Na2SO4(s) → 2Na+(g) + SO42-(g) .. ΔH1 = -(lattice enthalpy)
ΔH1 depends on two factors: Firstly, the greater the interionic distance, the smaller the magnitude of lattice enthalpy, and thus the less energy is needed to break the lattice. Secondly, the greater the charges on the ions, the greater is the magnitude of lattice enthalpy, and thus the more energy is needed to break the lattice. Na+ is large in size and carries only one positive charge. Besides, SO42- is bulky to cause a long interionic distance. Therefore, the amount of energy is needed to break the lattice of Na2SO4 is low.
In stage 2, energy is released when the ions are hydrated.
2Na+(g) + SO42-(g) + aq → 2Na+(aq) + SO42-(aq) .. ΔH2 = hydration enthalpy
ΔH2 depends on two factors: Firstly, the greater the ionic sizes, the smaller the magnitude of hydration enthalpy. Secondary, the greater the charges on the ions, the greater is the magnitude of hydration enthalpy. Na+ is large in size and carries only one positive charge. Besides, SO42- is a bulky ion. Therefore, the amount of energy released in hydration is low.

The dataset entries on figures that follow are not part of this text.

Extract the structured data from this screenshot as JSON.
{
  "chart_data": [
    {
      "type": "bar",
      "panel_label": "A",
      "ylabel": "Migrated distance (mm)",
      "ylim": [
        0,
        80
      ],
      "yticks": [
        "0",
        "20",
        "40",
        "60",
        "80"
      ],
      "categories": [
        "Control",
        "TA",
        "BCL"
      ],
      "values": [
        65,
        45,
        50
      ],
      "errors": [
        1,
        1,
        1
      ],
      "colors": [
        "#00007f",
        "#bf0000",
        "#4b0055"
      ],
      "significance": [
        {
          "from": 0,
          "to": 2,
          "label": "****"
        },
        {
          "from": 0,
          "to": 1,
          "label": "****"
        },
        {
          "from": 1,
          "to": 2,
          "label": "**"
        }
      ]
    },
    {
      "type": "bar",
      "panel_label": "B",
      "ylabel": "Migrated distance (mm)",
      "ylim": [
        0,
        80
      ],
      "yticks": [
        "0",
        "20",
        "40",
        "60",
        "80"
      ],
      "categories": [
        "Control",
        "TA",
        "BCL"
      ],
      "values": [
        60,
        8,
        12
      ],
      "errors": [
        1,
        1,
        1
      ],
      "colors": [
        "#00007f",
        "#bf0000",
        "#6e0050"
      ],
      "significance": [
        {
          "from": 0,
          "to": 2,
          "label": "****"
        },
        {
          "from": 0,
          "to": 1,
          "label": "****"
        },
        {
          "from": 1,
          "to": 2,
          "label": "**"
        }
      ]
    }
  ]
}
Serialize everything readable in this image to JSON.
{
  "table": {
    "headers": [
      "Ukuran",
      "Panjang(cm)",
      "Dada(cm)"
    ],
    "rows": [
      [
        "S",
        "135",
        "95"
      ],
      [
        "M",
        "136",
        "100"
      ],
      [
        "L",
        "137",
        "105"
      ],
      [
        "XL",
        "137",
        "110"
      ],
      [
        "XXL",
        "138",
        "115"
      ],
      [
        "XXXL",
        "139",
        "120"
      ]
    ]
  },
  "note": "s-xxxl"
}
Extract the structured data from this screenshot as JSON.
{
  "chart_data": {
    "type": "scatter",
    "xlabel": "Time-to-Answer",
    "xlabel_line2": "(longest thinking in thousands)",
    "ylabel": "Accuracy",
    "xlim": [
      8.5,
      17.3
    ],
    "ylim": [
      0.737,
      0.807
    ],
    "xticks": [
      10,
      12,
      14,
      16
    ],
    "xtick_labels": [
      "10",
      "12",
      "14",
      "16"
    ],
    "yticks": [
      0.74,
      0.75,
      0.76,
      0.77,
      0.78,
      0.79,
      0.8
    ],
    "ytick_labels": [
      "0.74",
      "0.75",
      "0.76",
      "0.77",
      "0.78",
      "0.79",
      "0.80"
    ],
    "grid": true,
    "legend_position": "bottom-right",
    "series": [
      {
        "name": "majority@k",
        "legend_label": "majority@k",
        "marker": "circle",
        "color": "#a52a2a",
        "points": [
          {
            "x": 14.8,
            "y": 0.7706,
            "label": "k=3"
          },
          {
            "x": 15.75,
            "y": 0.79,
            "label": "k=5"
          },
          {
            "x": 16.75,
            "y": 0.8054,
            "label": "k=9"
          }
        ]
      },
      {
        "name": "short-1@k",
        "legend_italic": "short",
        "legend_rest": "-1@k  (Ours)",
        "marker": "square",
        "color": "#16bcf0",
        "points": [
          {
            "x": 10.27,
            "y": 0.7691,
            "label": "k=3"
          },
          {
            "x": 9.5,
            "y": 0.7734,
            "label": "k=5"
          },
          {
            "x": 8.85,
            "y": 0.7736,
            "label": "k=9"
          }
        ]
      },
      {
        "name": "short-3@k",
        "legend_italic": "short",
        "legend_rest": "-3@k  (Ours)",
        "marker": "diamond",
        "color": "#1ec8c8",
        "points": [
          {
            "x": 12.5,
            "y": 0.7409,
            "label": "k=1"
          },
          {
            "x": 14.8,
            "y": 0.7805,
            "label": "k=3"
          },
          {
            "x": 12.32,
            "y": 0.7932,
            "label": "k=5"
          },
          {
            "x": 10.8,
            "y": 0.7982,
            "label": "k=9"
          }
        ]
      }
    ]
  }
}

Both the amount of energy absorbed in breaking of lattice and that released in hydration are low, and they are comparable. On the other hand, the entropy (degree of randomness) is increased during dissolving. Therefore, dissolving of Na2SO4 is a feasible process when combining the effect of enthalpy and that of entropy (i.e. a negative free energy change).